Her eyes filling with tears, she slid down to the floor and sat with her back against the wall, trying to decipher the terrible handwriting and make sense of Kit’s last words to her. With her forefinger, she traced every letter.
When she had finished, she pressed the paper to her lips and inhaled deeply, trying to see if some scent of him remained.
At least she had this. At least she knew he loved her.
It was more than many women had. She thought of those women who had lost the men they loved in the long years of war. What comfort did they have?
‘Thamsine?’ Jane, who had kept her silence as Thamsie read the letter, held out her hand.
Thamsine rose slowly and slid to the floor at her sister’s feet, laying her head against her knee. Jane stroked the hair away from her forehead as if she were a child again, just as she had done when Thamsine’s mother had died.
‘What will you do?’ Jane asked.
With a slight shake of her head, Thamsine replied. ‘I’ll stay with you, Jane.
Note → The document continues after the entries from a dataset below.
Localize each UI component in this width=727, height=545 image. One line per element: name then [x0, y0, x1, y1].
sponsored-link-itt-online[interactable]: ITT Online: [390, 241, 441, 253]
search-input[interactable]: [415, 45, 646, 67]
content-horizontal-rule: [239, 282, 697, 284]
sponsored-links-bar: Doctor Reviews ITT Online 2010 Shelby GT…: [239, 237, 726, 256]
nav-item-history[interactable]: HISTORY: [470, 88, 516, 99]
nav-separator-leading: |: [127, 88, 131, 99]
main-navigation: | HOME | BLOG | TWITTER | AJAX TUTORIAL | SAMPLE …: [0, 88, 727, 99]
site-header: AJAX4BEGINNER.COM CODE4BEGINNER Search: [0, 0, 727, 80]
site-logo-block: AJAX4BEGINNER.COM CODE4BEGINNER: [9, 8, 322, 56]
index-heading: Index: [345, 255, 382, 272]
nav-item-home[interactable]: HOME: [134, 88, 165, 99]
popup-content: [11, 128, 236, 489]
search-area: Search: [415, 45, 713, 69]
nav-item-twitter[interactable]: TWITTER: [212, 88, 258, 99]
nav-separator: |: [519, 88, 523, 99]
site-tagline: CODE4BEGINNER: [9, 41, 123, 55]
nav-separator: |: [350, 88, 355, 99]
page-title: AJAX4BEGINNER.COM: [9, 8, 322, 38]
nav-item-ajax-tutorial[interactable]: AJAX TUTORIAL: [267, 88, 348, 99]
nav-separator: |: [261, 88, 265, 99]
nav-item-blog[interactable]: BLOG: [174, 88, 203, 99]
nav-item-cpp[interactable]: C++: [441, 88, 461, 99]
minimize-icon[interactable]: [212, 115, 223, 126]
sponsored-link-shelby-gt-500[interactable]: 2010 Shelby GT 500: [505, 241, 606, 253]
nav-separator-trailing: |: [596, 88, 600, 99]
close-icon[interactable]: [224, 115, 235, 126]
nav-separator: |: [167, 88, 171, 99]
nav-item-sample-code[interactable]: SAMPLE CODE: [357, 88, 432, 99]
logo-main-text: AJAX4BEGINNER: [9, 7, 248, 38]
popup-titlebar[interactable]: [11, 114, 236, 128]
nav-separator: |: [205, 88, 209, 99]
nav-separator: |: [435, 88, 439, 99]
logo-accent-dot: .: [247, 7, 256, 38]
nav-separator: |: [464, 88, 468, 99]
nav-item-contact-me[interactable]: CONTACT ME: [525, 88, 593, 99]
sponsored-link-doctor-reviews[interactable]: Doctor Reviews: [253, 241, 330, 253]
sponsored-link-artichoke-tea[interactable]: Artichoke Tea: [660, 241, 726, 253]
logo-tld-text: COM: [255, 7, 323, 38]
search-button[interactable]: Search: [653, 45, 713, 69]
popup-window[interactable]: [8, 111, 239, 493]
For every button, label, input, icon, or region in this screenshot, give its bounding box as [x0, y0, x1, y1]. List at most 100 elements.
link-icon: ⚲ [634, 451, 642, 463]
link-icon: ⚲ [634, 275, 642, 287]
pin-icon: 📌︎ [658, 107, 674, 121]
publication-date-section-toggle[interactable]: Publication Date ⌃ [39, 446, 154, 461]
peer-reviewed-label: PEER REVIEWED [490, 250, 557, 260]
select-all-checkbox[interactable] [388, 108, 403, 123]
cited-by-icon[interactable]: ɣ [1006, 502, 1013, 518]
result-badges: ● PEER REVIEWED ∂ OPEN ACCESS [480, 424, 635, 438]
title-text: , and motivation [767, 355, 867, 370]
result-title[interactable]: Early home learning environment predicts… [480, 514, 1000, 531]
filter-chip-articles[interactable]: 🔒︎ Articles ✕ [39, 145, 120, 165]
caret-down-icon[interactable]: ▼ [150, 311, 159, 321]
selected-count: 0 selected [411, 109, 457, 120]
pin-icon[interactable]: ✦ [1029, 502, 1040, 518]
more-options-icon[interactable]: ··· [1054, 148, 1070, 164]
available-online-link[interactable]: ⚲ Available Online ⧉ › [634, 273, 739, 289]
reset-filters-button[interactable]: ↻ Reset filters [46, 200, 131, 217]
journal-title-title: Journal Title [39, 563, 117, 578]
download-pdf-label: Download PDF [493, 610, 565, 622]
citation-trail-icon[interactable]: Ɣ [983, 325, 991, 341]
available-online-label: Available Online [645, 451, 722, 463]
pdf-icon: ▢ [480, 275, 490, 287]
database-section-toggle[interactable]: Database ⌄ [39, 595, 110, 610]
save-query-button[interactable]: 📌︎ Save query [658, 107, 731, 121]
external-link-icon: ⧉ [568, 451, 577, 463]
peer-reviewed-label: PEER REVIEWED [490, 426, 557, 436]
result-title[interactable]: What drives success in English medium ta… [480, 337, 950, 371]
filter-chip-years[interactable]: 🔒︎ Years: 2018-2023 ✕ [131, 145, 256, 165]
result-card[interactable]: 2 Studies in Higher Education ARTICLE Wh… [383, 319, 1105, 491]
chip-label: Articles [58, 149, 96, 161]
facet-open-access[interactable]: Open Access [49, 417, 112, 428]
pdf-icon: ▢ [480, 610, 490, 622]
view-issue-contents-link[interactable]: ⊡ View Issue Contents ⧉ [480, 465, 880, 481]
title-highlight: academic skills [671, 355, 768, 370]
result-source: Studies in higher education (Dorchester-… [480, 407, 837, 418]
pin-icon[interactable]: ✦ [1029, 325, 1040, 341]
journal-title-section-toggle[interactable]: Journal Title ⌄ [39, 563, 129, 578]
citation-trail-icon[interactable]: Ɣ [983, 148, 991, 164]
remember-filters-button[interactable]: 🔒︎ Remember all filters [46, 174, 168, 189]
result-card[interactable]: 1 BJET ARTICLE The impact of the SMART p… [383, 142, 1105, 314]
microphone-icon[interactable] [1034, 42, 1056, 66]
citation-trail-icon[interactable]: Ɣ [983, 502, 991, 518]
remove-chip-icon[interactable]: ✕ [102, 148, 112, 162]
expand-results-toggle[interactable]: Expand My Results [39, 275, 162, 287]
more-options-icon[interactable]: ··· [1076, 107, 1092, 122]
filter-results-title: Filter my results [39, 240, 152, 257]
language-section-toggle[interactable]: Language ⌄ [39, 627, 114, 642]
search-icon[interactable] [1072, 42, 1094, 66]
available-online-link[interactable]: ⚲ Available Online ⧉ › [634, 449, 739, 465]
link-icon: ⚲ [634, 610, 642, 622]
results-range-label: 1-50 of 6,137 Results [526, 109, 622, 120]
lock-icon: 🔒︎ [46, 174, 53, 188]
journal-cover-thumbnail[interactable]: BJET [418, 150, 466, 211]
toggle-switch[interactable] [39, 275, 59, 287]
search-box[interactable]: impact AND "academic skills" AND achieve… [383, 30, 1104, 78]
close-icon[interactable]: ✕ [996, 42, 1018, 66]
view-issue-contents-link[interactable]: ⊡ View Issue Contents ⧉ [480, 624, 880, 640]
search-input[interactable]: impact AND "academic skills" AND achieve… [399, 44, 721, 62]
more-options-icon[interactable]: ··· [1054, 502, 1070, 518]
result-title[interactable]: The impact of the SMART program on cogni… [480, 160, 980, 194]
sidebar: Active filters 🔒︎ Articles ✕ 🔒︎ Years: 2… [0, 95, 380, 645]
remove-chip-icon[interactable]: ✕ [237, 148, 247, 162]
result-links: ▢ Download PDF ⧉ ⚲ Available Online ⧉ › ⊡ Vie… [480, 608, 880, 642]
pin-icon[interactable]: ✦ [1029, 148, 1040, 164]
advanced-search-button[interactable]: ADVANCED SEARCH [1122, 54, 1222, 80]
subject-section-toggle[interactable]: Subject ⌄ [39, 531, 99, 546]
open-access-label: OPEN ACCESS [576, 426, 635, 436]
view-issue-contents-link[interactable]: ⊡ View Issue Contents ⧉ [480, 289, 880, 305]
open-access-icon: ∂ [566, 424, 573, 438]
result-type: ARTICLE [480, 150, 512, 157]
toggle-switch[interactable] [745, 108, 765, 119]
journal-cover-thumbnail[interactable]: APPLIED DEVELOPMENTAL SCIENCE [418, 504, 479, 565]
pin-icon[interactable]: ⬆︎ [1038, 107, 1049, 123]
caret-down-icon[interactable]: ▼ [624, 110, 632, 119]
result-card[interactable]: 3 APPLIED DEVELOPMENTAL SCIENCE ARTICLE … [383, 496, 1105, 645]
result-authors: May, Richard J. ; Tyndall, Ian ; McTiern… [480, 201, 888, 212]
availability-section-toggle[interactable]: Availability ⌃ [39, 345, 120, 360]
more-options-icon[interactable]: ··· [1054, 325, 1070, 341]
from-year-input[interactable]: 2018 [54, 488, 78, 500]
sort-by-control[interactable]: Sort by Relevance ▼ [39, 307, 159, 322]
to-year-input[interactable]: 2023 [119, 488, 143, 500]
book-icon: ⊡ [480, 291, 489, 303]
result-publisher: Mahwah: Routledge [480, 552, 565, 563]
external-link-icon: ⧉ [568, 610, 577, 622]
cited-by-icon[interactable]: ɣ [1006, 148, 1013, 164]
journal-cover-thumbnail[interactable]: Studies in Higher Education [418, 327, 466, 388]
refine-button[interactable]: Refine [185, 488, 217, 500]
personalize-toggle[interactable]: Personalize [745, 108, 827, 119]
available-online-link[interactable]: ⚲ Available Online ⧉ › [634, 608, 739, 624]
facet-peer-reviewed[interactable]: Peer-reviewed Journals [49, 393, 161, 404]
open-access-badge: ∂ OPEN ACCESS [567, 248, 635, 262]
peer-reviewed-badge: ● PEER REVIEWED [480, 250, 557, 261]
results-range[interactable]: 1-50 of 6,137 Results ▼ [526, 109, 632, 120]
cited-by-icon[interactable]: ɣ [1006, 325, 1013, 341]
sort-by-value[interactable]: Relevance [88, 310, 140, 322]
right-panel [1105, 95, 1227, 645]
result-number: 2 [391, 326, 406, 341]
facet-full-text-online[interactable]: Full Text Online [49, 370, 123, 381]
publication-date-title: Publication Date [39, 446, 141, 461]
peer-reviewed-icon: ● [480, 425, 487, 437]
You and the girls are all I have left.’
‘Now is probably not the time to ask but I don’t have much time and I would like to go home, Thamsine, back to Hartley, where we were both happy. I want to die at Hartley, not here where there are so many difficult memories.’
Hartley . Thamsine had not even thought about her family home, and now she felt it calling to her. Jane was right; London held too many difficult memories. At Hartley she could heal.
Thamsine nodded. ‘I would like to do that for you,’ she said. ‘What about Roger?’
Jane’s lips tightened. ‘Roger’s opinion is of no interest to me. Can we leave tomorrow?’
‘Tomorrow,’ Thamsine echoed. ‘Why not? If a coach can be arranged.’
She leaned against her sister’s knee, drained of life, incapable of moving, thinking, and making any more decisions. She just wanted to sleep, to sleep and forget that the man she loved was dead.